There are places I love to visit but I wouldn't want to live there: New York, New Orleans, Clearwater Florida, among others. And there are places where we can't help picking up real estate guides, and making the leap from fantasizing to strategizing about relocating. I've felt that way about our last few summer trips to Lake Webster in northern Indiana. We really feel that way about the Pacific Northwest.
Surely, the physical beauty of the mountains, the bays and islands, and the ocean can only go so far. You've still got to make a living. And the long months of cloud cover from October through April might be a problem for someone with a touch of seasonal affective disorder -- although I'm told that the mild temperatures and the thousand shades of evergreen (along with the thousand shades of gray) bring a texture to the Seattle winter that offsets the lack of direct sunlight.
But mostly, I feel at home with the cultural/social/political values of the region. The environmental awareness, the embrace of diversity, the value placed on education. This is the home of Boeing and Microsoft (and Starbucks), of course, so there's no objection to capitalism, which seems to thrive with an educated populace. Prices are high and so are taxes, but I didn't talk to a single person who could imagine living anywhere else.

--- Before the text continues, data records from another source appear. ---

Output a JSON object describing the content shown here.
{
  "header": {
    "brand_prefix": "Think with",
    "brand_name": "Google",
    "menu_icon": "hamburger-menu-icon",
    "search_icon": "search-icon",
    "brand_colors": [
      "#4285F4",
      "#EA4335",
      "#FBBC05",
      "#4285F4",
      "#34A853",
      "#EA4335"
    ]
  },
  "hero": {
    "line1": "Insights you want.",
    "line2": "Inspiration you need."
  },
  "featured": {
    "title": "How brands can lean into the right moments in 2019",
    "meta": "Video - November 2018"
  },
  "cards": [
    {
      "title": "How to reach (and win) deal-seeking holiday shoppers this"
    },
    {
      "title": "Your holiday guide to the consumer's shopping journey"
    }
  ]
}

Which brings me back to Mount St. Helens. The scale of the devastation makes the effort to build a road and several bridges and a sizable, if spartan, monitoring station/visitors center between 1982 and 1997 seem like an epic story in itself -- a "they said it couldn't be done" story in the mold of Hoover Dam or the Golden Gate Bridge or the Apollo project. A federal project, moreover. After 1980. And for what purpose? To educate people about an historical event -- to provide them with an opportunity to comprehend the scale and power of nature?
From a utilitarian viewpoint, some of what the federal government did around Mount St. Helens must make sense even to those who say that government is only good for fighting wars and paying for prisons. Surely, building a dam to trap the annual rush of sediment and seeding thousands of acres of mountainside with new trees and grasses to prevent erosion is a prudent use of precious taxpayer dollars. Weyerhauser, the private company that owned (and lost) hundreds of thousands of acres of mature lumber, aided that effort by investing in replanting forests that are still years away from harvest ... perhaps it was a fair trade that the government would build a road for them. But the last 14 miles of that road, and the visitor's center at the apex, seem to serve no purpose beyond allowing the public to share in an experience.
Kind of like a national park, except it's not a national park. National parks can only be created by acts of Congress. Mount St. Helens is a National Monument, administered by the Forest Service, and created not by Congress, but by executive order in 1982. By Ronald Reagan.
Once upon a time there we lived in a world where some issues, some endeavors, were not partisan, and not immediately opposed by 49.9% of the electorate. Vacation over, tomorrow I go back to work, in hopes that we can get back to such a world. And if I'm wrong ... there's always Washington state.